Last week Kestrel wrote a very popular Dawn Chorus about yard birds and asked “What kind of birds do you see in your yard?” I’m going to shamelessly pirate her idea and modify it a bit but asking you about birding a bit further afield.
Do you have a favorite spot (now or in the past) to go birding? What is special about it? What birds do you go there to find? What birds have you seen there that surprised you?
I’m going to talk about two places, one current and one from the relatively distant past.
Short Hills Provincial Park, Ontario Canada. This was the place I became a birder. I had always loved animals since childhood but birds had been the group of animals in which I had the least interest. I’m not exactly sure why but I think not being able to catch them was a big part of it as a child. In the summer of 1983 I got a job as an undergraduate research assistant working on a meadowlark field project. It was the first time I was around serious birders and I saw how many birds were out there to be seen, especially if you were out there 8 hours a day, six days a week. The field site was an area known as Short Hills, which became a provincial park shortly after my time there. Just to the west of my home town of St Catharines, it was an area where the Niagara Escarpment, rather than being a discrete, fairly steep, rise, is broken up into a series of small hills and valleys. The area was, at the time, a mixture of abandoned farmland (excellent meadowlark habitat), woods, and streams.

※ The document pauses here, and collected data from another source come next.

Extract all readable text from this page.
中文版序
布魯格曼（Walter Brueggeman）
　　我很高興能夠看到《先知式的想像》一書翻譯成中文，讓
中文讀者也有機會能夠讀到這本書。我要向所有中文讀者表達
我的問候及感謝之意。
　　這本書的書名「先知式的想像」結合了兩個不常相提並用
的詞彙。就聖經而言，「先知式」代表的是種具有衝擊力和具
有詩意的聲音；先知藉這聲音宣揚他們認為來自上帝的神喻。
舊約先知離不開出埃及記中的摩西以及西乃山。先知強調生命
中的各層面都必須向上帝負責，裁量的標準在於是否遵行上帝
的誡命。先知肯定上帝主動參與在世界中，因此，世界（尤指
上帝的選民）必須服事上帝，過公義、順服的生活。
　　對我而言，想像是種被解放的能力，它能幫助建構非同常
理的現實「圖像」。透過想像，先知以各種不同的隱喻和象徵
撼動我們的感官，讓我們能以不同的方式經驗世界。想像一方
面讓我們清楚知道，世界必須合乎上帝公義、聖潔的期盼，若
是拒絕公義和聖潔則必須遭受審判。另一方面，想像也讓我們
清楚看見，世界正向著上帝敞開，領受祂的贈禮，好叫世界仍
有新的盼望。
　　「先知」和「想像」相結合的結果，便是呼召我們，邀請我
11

Among the birds that captivated my interest were northern Mockingbirds. We were at the very northern edge of their range and I hadn’t seen them elsewhere. My absolute favorites were the bobolinks. They were abundant in the fields and I have rarely seen them since then. That spring and summer I did see three species, Upland Sandpiper, Black-billed Cuckoo, and Blackpoll Warbler, once each and I have never seen them again. Another, Orchard Oriole, I didn’t see again for over 20 years.
St Marks National Wildlife Refuge, Florida. St Marks stretches along the gulf coast south of Tallahassee. It encompasses the westernmost part of what is known as the ‘Nature Coast’ of the big bend region of Florida. The coastline in this area is almost all salt marsh and has very limited development, in stark contrast to the rest of Florida. St Marks does have some habitat modification, but the modification is designed to increase waterfowl habitat. A series of low dikes create large ‘ponds’. The water level in these ponds can be controlled depending on what the managers consider desirable. The ponds can be fresh or salt water, open or marshy, or mostly mudflat.
In the summer St Marks is hit or miss. It can be sweltering and full of mosquitoes and no-see-ums without any birds or other larger animals to be seen. Sometimes you see cool stuff like Purple Gallinules or Least Bitterns, or Black Skimmers or dolphins feeding in the shallows. From fall through spring shorebirds can be seen in numbers. In the winter it is full of waterfowl. The open habitat with scattered trees attracts western birds like Vermillion and Scissor-tailed Flycatchers. I’ve seen the first of those two several times but have not been lucky enough to see the latter yet.
Anyway those are two of my favorite birding sites, past and present. We’d love to hear about yours and anything else related to birds.